Kenapa orang Bali, dari petani yang tak paham mengeja pornografi sampai gubernurnya yang jenderal polisi, menolak undang-undang ini? Banyak alasan, yang tak usah diperinci di sini. Yang paling utama (dalam ritual Hindu disebut utamaning utama), soal “penghinaan” itu. Pasal 1 berbunyi (draf edisi 4 September 2008): “Pornografi adalah materi seksualitas…” dan seterusnya. Lalu Pasal 14 berbunyi; “Perbuatan, penyebarluasan, dan penggunaan materi seksualitas dapat dilakukan untuk kepentingan dan memiliki nilai: (a) seni dan budaya (b) adat istiadat dan (c) ritual tradisional.
Penyusun rancangan seolah berkata: “Ritualmu itu sangat primitif, seni budaya dan adatmu itu mengandung pornografi, tapi okelah, aku izinkan untuk dapat dilakukan.”
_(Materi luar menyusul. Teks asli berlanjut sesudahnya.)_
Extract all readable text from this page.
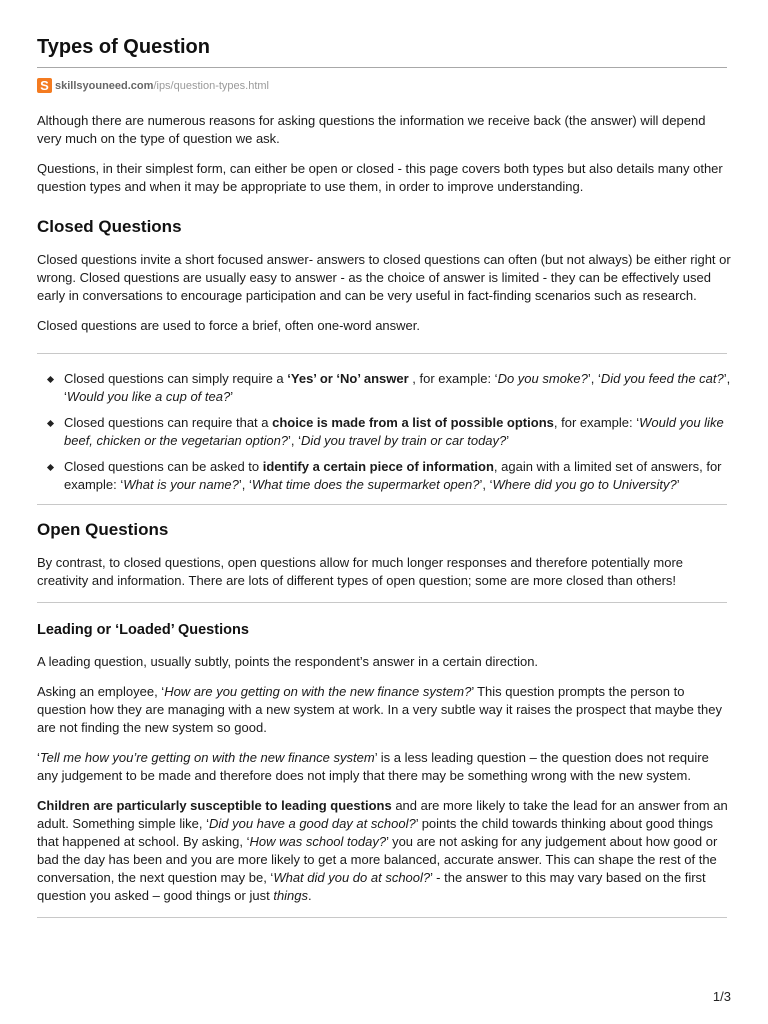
Types of Question
S skillsyouneed.com /ips/question-types.html

Although there are numerous reasons for asking questions the information we receive back (the answer) will depend very much on the type of question we ask.

Questions, in their simplest form, can either be open or closed - this page covers both types but also details many other question types and when it may be appropriate to use them, in order to improve understanding.

Closed Questions

Closed questions invite a short focused answer- answers to closed questions can often (but not always) be either right or wrong. Closed questions are usually easy to answer - as the choice of answer is limited - they can be effectively used early in conversations to encourage participation and can be very useful in fact-finding scenarios such as research.

Closed questions are used to force a brief, often one-word answer.

Closed questions can simply require a ‘Yes’ or ‘No’ answer , for example: ‘Do you smoke?’, ‘Did you feed the cat?’, ‘Would you like a cup of tea?’
Closed questions can require that a choice is made from a list of possible options, for example: ‘Would you like beef, chicken or the vegetarian option?’, ‘Did you travel by train or car today?’
Closed questions can be asked to identify a certain piece of information, again with a limited set of answers, for example: ‘What is your name?’, ‘What time does the supermarket open?’, ‘Where did you go to University?’
Open Questions

By contrast, to closed questions, open questions allow for much longer responses and therefore potentially more creativity and information. There are lots of different types of open question; some are more closed than others!

Leading or ‘Loaded’ Questions

A leading question, usually subtly, points the respondent’s answer in a certain direction.

Asking an employee, ‘How are you getting on with the new finance system?’ This question prompts the person to question how they are managing with a new system at work. In a very subtle way it raises the prospect that maybe they are not finding the new system so good.

‘Tell me how you’re getting on with the new finance system’ is a less leading question – the question does not require any judgement to be made and therefore does not imply that there may be something wrong with the new system.

Children are particularly susceptible to leading questions and are more likely to take the lead for an answer from an adult. Something simple like, ‘Did you have a good day at school?’ points the child towards thinking about good things that happened at school. By asking, ‘How was school today?’ you are not asking for any judgement about how good or bad the day has been and you are more likely to get a more balanced, accurate answer. This can shape the rest of the conversation, the next question may be, ‘What did you do at school?’ - the answer to this may vary based on the first question you asked – good things or just things.

1/3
“Ini kan penghinaan? Padahal, adat di Bali dan agama Hindu tak memberi tempat untuk pornografi,” ini kata istri saya. Masalahnya, kriteria porno itu seperti apa, dan untuk mengukur nafsu seksual itu melalui apa, apa ada alat seperti termometer, misalnya?
Sepakat dengan Putu Setia! UU Pornografi tersebut sudah bermasalah sejak pasal-pasal awalnya. Untuk berkelit dari pasal Definisi Pornografi yang terlalu sarat dengan pengaturan MORAL dibandingkan pengaturan produk-produk pornografi sendiri, pasal-pasal yang memuat PENGECUALIAN malahan sangat tampak bersemangat mengesampingkan beragam aspek yang sangat multitafsir jika ingin dinilai apakah termasuk porno atau tidak.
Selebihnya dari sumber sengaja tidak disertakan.